1997 OPEN FORUM Abstracts

Peer Assessment Can Take the 'YUK!' out of Performance Appraisals

Scott Reistad, Saturday, December 6, 1997.

As healthcare continues to change, more and more demands are being placed on managers and supervisors. With these increased demands comes the loss of time that was once used to monitor individual performance so it could be evaluated appropriately. How does one provide useful feedback to your employees so they can grow and develop when you are unable to provide that feedback? The answer to this dilemma is peer assessment. Industry has dabbled with peer assessment for many years, yet in the last few years they have burst on to the scene as a method to not only provide valid feedback but also as a method to further empower staff. As a leader in your department, it is your responsibility to help your staff develop their skills and thus benefit the patient and the department. Peer assessment accomplishes this by obtaining feedback from the individuals who are most likely to know the performance of their coworker.

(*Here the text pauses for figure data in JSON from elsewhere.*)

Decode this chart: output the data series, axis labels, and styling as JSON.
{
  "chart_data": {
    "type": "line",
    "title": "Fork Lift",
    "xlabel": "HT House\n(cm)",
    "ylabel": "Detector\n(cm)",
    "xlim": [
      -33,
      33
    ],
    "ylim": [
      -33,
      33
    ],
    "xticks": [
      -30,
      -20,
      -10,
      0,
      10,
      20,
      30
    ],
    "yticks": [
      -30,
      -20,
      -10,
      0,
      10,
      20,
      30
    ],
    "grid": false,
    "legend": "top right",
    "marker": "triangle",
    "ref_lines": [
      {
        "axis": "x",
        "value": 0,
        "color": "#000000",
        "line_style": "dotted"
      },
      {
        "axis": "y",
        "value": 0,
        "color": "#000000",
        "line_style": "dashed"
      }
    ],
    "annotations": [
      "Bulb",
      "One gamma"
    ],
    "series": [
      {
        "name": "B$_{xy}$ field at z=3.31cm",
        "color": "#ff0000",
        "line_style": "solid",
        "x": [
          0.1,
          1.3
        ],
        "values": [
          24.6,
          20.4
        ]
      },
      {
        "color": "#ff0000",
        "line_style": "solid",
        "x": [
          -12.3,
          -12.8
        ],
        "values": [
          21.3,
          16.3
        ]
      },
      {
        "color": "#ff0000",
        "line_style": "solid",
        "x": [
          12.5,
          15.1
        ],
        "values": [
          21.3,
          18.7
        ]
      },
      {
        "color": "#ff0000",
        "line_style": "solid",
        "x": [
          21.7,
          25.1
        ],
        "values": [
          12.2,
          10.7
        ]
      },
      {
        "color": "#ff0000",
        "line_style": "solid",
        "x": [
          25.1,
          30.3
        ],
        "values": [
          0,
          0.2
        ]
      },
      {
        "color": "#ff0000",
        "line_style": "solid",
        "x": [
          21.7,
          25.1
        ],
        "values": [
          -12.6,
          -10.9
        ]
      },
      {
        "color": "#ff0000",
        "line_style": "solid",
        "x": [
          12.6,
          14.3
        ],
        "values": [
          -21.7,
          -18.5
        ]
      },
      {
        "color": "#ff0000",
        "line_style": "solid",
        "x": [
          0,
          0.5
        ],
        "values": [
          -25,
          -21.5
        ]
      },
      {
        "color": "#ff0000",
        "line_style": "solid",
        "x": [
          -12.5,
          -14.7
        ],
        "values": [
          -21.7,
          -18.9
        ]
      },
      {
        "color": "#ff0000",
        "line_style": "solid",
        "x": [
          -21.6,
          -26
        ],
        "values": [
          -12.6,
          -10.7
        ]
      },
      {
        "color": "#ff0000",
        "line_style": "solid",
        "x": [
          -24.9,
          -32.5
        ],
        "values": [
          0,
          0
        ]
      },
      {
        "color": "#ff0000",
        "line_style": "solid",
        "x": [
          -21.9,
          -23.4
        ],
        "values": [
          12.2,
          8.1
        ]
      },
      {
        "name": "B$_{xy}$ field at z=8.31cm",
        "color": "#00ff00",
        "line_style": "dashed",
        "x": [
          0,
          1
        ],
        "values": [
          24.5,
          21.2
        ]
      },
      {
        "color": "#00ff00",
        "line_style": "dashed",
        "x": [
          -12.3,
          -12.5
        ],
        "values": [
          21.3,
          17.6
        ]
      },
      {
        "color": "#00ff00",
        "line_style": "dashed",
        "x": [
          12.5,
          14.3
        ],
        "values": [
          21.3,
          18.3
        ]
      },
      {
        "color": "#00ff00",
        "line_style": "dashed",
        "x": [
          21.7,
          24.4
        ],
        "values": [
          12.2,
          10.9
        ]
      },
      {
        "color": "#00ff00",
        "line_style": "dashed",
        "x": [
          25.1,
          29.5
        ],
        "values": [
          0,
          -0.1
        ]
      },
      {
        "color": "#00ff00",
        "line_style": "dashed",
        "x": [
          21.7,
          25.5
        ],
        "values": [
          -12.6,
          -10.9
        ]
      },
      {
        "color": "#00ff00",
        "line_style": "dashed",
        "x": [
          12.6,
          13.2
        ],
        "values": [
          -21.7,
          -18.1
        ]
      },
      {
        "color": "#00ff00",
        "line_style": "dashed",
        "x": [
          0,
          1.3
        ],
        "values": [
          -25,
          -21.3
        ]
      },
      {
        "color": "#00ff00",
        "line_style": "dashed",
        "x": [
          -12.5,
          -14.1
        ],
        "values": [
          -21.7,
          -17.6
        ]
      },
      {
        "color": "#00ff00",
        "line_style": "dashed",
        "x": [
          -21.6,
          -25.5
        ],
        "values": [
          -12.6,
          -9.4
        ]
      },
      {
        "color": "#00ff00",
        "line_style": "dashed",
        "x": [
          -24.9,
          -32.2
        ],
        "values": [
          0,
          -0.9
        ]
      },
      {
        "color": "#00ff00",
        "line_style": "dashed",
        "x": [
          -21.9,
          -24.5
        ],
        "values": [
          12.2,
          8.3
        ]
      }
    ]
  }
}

This feedback can be accomplished in a wide range of degrees from minimal involvement, where input is shared with the employee and is not an actual part of the performance appraisal, to maximum involvement, where groups of staff people actually giving face-to-face feedback to their peer. If you are new to peer assessment, you can start with minimal involvement, and, as you develop your program and have greater buy-in by your staff, can progress it forward as you wish. Businesses who have chosen to embrace peer assessment as a method of helping develop staff have found that they are able to improve their employees in ways that are difficult, if not impossible, using traditional supervisor-to-employee style performance appraisals. Issues addressed by peer assessments need not just be technical in nature, but should include team goals and interpersonal skills (with not only their peers but also with nurses, physicians, and others). Although the establishment and implementation of a peer assessment system may result in increased expenditure of time initially, it is more than paid back by the benefits obtained by improving the knowledge, skills and attitudes of your staff which results in you having more time for the other demands that are being placed on you.

AARC 50th Anniversary, December 6 - 9, 1997, New Orleans, Louisiana.